The six years prior is obviously referring to "Marvel Time" which I think is "seven years ago" from FF# 1 to the current issues today. So the sliding timescale has to be applied judiciously, and as more stories are published, more and more stories fall ever earlier in time. Though I think the time period between FF #1 and today may be more like 13 years or even more.
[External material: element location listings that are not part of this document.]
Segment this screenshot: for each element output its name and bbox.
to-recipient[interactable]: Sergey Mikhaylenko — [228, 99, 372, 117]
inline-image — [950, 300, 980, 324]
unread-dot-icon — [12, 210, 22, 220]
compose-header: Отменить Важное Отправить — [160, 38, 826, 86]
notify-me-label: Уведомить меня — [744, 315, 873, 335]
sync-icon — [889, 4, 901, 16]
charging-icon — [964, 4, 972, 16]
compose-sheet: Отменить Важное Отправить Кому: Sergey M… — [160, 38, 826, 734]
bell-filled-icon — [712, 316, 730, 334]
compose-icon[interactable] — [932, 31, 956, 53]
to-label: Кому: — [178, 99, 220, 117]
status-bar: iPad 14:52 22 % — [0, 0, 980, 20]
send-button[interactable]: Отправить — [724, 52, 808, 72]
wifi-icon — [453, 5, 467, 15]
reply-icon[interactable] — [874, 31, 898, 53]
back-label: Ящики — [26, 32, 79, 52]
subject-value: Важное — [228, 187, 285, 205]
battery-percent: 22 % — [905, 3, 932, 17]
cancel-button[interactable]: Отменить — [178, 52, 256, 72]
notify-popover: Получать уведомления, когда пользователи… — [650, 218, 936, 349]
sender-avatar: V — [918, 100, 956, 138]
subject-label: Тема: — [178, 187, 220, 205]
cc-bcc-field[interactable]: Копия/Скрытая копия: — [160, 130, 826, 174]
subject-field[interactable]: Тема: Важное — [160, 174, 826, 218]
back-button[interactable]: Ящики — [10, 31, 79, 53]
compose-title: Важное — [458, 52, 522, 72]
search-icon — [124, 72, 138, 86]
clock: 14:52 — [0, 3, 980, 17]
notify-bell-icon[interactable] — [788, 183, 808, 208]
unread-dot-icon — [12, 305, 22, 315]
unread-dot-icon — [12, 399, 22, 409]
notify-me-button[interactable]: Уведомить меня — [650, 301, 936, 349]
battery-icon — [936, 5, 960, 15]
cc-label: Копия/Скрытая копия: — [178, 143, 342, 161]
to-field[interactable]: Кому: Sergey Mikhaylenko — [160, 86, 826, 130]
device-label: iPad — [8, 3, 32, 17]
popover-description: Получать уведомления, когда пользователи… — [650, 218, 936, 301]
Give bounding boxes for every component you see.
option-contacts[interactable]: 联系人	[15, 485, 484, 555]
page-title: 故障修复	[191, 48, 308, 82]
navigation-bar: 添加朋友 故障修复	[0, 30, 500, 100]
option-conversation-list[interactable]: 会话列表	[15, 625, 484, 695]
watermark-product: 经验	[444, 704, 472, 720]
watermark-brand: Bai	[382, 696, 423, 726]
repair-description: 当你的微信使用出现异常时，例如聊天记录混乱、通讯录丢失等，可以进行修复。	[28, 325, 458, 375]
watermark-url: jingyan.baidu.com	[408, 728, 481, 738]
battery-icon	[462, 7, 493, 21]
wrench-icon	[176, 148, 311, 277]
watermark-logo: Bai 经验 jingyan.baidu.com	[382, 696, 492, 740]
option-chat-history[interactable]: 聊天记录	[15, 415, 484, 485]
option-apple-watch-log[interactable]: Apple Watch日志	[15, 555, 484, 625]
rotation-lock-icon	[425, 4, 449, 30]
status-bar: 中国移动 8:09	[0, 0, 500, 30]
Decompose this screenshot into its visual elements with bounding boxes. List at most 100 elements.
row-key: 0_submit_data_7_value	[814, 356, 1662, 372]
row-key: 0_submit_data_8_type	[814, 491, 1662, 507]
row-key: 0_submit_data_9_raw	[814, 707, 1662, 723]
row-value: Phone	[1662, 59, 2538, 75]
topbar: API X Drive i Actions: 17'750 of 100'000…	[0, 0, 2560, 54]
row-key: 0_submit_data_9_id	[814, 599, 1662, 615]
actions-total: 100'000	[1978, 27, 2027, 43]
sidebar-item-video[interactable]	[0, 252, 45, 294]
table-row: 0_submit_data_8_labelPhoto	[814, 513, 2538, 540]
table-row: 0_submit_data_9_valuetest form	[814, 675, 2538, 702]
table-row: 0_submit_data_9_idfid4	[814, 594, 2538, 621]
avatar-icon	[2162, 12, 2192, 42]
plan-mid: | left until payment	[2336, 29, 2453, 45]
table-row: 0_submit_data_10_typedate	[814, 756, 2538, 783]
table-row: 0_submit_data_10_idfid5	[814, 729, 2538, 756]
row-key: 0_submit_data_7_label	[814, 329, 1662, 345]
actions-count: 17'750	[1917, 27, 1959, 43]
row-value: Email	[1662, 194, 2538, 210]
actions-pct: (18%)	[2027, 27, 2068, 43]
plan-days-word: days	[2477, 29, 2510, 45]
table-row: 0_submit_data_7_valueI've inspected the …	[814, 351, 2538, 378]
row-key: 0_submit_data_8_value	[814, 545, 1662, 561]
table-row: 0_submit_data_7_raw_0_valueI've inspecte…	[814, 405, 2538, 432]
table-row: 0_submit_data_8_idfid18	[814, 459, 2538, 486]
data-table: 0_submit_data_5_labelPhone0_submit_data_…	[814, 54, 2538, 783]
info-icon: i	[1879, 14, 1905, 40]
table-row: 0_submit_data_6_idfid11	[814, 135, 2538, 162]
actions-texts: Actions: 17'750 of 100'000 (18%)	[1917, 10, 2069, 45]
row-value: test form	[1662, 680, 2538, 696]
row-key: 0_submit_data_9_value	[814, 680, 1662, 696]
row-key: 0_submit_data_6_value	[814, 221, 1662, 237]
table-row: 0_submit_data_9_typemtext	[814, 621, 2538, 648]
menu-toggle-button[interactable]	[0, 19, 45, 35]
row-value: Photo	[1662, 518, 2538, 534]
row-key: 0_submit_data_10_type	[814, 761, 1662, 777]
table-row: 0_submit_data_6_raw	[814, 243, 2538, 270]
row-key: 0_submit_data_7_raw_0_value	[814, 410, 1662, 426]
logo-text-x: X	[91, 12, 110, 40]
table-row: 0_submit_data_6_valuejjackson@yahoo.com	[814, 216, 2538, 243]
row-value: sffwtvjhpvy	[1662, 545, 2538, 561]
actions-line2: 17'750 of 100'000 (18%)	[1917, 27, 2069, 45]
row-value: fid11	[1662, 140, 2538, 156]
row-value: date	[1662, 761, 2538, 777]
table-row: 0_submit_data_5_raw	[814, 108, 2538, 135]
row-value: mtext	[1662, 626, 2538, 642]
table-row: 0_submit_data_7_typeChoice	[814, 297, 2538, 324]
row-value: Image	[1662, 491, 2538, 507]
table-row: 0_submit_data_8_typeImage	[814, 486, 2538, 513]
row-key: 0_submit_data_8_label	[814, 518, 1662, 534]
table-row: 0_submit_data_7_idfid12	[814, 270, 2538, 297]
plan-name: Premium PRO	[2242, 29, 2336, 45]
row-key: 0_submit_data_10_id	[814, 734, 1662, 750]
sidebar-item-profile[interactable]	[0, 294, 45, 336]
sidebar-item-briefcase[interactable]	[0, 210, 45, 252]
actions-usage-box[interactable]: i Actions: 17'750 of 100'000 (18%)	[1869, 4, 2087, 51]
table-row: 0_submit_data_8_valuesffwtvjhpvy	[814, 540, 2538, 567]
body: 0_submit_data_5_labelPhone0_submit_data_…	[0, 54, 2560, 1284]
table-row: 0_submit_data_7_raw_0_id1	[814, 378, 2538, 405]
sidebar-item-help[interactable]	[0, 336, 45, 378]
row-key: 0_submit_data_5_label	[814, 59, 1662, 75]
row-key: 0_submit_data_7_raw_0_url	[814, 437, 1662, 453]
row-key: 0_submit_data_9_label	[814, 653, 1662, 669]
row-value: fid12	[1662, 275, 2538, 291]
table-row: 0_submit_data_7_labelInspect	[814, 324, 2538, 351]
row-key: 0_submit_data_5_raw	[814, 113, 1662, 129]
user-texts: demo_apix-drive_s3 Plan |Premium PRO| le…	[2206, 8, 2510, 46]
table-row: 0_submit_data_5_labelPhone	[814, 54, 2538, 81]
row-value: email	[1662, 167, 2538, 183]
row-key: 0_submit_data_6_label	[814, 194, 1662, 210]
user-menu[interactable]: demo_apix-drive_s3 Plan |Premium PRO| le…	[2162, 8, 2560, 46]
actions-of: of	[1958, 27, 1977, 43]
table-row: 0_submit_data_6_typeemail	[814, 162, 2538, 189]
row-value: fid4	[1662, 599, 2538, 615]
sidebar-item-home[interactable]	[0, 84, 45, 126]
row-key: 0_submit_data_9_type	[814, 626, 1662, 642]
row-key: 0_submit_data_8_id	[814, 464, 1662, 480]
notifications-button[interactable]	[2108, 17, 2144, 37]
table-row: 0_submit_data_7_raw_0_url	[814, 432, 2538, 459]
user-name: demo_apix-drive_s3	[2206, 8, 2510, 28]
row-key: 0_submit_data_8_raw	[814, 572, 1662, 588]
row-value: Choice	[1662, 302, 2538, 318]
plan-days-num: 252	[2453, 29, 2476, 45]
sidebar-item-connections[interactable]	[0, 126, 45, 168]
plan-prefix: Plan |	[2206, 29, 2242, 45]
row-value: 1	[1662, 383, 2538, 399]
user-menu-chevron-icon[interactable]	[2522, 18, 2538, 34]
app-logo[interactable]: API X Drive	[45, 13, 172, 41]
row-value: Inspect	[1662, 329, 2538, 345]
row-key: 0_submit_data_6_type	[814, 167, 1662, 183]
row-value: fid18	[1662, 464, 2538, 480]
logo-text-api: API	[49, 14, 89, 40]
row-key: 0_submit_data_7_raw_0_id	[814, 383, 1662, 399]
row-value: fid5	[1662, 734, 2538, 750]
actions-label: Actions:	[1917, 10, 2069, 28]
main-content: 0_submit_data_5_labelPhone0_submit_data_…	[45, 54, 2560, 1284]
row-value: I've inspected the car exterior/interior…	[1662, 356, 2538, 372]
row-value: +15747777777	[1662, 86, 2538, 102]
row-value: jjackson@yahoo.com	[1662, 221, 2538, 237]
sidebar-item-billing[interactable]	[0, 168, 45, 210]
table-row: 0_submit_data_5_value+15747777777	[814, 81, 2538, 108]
I really do not know what happened to Rick Leonardi. I found his eighties art, however stylish, to be awesome and very attractive. But at some point in the nineties, his art seemed to regress. The art in this issue is not attractive at all. The storytelling is fine. But it just is not anywhere near as detailed or evocative as it used to be.

Chris

Comicsfan said...

I've sampled very little of Leonardi's work in the PPC, Chris (the tenth Hulk Annual comes to mind), which may be an indication of my own feelings on his work. Bill Mantlo worked with him on the first Vision and the Scarlet Witch limited series, which on paper might seem an excellent choice; I might pluck it off my shelf one of these days to take a second look at it, since I admittedly didn't care for it the first time around but might feel differently given that my tastes have broadened after so many decades.

Benjamin Kellogg said...

There was a tidy little collection of Marvel series around this time focused on retroactive continuity, "filling in gaps" and fitting somewhat into favorite formative periods for top-tier characters. In addition to "Rampaging Hulk," readers could enjoy "Spider-Man: Chapter One," a not-too-shabby reinterpretation of Lee/Ditko's first sixteen-or-so issues which unofficially anticipated both Bendis/Bagley's far more successful "Ultimate" Spidey and the brilliant animated "Spectacular" TV series; and "The World's Greatest Comic Magazine," a celebration of the Fantastic Four in the Lee/Kirby era, featuring practically every character that stellar partnership originated and fitting an epic 12-part war between classic FF issues 101 and 102 (conveniently wiped from everyone's mind at series' end; I'm surprised Zdarsky or someone else hasn't had the erasure wear off in more stressful times, for who knows what havoc such sudden awareness might wreak!).
Compared to those efforts, I find this take on classic Hulk a bit too pedestrian. The bits in Bruce's mindscape look slightly interesting, definitely remind me of the opening to the 1996 cartoon. I feel like the decisive assertion that Hulk's personality having to be the dominant one for all of Banner's systems to retain some semblance of normalcy would've been a bit sensational in some other era, but the way it's delivered here is astonishingly flat in tone. I'm sure the rest of the series has better stories and a more exotic use of obscure characters, but this initial taste wouldn't have taken me away from what, in 1999, would've been either Archie's digests or its always-weirdly-compelling, deeper-than-you'd-ever-care-to-think, best-Marvel-feeling-thing-not-from-Marvel version of "Sonic the Hedgehog."

Comicsfan said...

Excellent observations concerning other gap-filling series that came down the pipe, Benjamin. I find myself sometimes wary of such efforts, as some tend to take a squeeze-blood-from-a-stone approach and mine the earlier material for new developments that weren't necessarily evocative. (For instance, I thought The World's Greatest Comic Magazine was a fun read, but nevertheless felt like it was throwing everything but the kitchen sink into the mix. :) I'd be curious to hear your thoughts on other such efforts, e.g. X-Men Forever or X-Men The Hidden Years.